Filmer la campagne est tout un art et sur ce terrain, les asiatiques sont experts. Il n’y a qu’à voir les films qui ont ce sujet pour thème principal, tels que les films de Naomi Kawase (La forêt de Mogari), ou même dans le cinéma d’animation (Ame et Yuki, Souvenirs goutte à goutte).
Wang Bing est le documentariste chinois le plus productif de ces dernières années, et pour Les trois sœur du Yunnan, il s’est rendu à 3000 mètres d’altitude filmer le quotidien éreintant de trois jeunes filles, partagés entre la volonté de s’éduquer et la dure nécessité de travailler, tous les jours, tout le temps. Pour cela, ni voix off, ni musique, Wang Bing opte pour une réalisation sèche, qui va à l’essentiel.

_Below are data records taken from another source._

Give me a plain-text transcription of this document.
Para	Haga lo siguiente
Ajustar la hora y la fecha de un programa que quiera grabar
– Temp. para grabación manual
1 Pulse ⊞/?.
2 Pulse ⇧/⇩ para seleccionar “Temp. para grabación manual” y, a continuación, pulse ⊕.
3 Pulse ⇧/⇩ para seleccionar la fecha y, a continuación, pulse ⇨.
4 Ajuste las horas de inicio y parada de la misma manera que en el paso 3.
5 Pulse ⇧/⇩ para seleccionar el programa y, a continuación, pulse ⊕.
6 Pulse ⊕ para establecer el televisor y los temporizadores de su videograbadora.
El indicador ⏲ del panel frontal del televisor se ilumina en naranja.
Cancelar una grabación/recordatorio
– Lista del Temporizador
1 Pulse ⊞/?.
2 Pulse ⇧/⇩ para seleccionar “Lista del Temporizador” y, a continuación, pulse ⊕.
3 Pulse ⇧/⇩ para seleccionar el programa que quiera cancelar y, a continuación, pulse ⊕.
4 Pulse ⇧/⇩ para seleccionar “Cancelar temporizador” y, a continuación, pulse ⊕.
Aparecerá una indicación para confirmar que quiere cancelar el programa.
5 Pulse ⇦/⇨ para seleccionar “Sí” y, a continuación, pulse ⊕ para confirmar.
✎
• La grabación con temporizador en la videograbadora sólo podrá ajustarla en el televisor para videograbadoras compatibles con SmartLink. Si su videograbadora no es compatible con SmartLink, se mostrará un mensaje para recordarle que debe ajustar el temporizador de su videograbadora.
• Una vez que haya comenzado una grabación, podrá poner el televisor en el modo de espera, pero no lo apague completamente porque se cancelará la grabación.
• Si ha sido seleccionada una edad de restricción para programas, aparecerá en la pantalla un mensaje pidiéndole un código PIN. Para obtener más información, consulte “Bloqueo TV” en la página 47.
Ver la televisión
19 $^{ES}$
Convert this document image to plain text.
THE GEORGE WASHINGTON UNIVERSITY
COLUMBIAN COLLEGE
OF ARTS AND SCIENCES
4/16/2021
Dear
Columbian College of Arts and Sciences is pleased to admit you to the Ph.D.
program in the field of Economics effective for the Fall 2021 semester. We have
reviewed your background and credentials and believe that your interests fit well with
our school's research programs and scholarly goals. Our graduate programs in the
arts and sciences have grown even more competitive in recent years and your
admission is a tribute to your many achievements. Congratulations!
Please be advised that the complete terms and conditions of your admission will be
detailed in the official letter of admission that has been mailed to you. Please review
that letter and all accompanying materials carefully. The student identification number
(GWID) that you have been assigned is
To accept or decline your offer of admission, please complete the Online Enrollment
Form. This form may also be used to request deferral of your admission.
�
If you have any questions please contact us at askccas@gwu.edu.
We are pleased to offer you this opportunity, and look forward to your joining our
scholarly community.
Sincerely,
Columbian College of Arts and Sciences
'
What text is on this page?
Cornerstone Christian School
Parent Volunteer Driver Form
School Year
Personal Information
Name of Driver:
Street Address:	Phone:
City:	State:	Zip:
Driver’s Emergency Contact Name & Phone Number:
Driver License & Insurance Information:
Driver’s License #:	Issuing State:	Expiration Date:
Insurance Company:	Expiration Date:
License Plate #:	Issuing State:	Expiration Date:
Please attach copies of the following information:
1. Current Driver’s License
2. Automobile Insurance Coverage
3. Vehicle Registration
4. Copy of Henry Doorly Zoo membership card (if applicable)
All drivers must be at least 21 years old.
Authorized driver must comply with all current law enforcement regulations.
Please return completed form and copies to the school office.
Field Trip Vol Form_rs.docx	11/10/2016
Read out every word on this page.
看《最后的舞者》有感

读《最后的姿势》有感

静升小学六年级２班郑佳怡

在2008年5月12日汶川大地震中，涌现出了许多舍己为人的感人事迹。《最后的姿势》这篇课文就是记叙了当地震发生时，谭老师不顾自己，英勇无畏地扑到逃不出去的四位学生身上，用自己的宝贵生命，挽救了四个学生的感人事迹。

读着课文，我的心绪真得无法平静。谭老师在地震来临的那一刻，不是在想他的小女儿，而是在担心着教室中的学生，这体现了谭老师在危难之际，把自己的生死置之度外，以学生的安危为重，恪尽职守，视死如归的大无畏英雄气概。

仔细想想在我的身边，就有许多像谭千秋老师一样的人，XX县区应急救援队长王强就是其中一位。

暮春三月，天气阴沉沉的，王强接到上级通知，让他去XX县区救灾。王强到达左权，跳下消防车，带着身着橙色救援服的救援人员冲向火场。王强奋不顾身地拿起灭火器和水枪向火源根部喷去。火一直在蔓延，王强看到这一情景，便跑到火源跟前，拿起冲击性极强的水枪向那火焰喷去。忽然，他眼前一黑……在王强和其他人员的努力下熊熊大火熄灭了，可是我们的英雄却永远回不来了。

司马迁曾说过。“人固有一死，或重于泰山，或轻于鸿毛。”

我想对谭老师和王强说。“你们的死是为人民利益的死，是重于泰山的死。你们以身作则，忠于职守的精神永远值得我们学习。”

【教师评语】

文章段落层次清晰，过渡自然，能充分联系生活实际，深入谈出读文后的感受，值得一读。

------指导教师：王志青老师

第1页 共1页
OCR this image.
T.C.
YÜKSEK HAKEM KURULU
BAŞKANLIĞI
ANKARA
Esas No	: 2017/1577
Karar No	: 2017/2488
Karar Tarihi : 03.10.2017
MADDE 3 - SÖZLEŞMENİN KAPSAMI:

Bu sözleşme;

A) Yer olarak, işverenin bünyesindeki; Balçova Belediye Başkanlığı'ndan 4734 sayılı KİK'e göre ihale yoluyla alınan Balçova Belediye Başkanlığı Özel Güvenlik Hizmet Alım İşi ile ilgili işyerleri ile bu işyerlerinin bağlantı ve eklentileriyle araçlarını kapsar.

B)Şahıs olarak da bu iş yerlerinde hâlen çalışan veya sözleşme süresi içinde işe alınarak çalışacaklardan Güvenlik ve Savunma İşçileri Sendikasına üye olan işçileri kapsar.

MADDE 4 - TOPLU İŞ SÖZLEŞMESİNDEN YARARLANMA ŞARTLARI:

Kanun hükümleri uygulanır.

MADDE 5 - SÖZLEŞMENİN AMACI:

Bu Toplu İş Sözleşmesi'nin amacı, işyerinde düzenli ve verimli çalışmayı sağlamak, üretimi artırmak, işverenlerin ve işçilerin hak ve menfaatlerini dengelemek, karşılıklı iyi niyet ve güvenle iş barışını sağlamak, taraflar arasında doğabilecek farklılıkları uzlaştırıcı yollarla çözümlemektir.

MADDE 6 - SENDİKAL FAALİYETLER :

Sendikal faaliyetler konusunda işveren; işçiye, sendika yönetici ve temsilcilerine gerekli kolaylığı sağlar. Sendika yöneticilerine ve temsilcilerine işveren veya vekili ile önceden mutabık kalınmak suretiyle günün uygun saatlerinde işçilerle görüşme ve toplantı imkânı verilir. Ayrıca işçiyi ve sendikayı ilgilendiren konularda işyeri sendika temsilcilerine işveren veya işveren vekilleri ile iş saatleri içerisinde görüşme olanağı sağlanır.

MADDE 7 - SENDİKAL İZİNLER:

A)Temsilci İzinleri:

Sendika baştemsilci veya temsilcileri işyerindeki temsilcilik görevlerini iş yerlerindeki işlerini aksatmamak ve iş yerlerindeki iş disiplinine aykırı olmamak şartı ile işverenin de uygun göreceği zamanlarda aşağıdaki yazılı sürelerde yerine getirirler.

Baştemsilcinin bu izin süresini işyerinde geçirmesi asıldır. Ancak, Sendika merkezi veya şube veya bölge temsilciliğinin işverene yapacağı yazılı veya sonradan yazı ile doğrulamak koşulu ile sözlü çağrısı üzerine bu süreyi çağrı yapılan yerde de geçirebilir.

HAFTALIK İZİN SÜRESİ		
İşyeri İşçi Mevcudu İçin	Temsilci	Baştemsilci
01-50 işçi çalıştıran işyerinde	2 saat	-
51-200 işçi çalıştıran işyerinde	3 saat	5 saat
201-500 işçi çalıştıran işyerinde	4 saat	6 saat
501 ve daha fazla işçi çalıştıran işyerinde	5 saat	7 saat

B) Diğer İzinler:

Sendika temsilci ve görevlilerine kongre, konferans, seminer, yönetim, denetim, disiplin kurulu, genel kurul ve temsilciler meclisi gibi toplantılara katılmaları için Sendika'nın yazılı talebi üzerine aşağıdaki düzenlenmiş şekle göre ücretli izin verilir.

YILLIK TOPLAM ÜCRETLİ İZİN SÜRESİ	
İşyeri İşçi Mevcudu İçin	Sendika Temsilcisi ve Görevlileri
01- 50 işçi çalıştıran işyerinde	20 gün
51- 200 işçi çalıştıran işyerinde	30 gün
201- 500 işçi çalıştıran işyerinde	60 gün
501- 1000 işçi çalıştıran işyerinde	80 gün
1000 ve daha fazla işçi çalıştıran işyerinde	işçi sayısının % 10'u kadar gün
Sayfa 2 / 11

Et c’est là le mot d’ordre : l’essence. Les trois sœurs du Yunnan cherche l’essence de la vie, l’essence du quotidien, l’essence de la réalité. Alors qu’on pourrait imaginer le documentaire comme un genre annexe du cinéma, qui au lieu de former un message à travers une mise en scène et une narration de fiction, ne ferait « que » filmer la réalité telle qu’elle est, Wang Bing l’objet du documentaire. Le documentaire filme la réalité oui, mais n’occulte pas la construction d’un message à travers une mise en scène.
Les visages burinés des sœurs, la boue, la brume, le versant de la montagne, tout nous ramène à ce qu’est de vivre à la campagne, et les idées sociales qui en découlent. Le quotidien des habitants du village est particulièrement difficile, partagé entre une nécessité de travailler l’agriculture dès le plus jeune âge et un ennui mortel. On le ressent à chaque image et choisir des enfants comme témoins principaux est à la fois osé et particulièrement juste. On pourrait se demander pourquoi Wang ne s’attarde pas sur le point de vue de ses protagonistes, en ne les interrogeant jamais. En effet, les intervenants sont assez fermés. En réalité, ils vivent leur fatalisme : ils ne connaissent rien d’autre et si la vie est dure, c’est la leur et ils ne s’en plaignent pas.
Ainsi, Les trois sœurs du Yunnan est un formidable témoin socio-culturel de son temps. En filmant la réalité sans artifice, Wang Bing nous amène au plus proche d’un quotidien qui semble si éloigné de celui de la plupart de ses spectateurs, y compris des Chinois, qui vivent dans un pays paradoxalement de plus en plus moderne.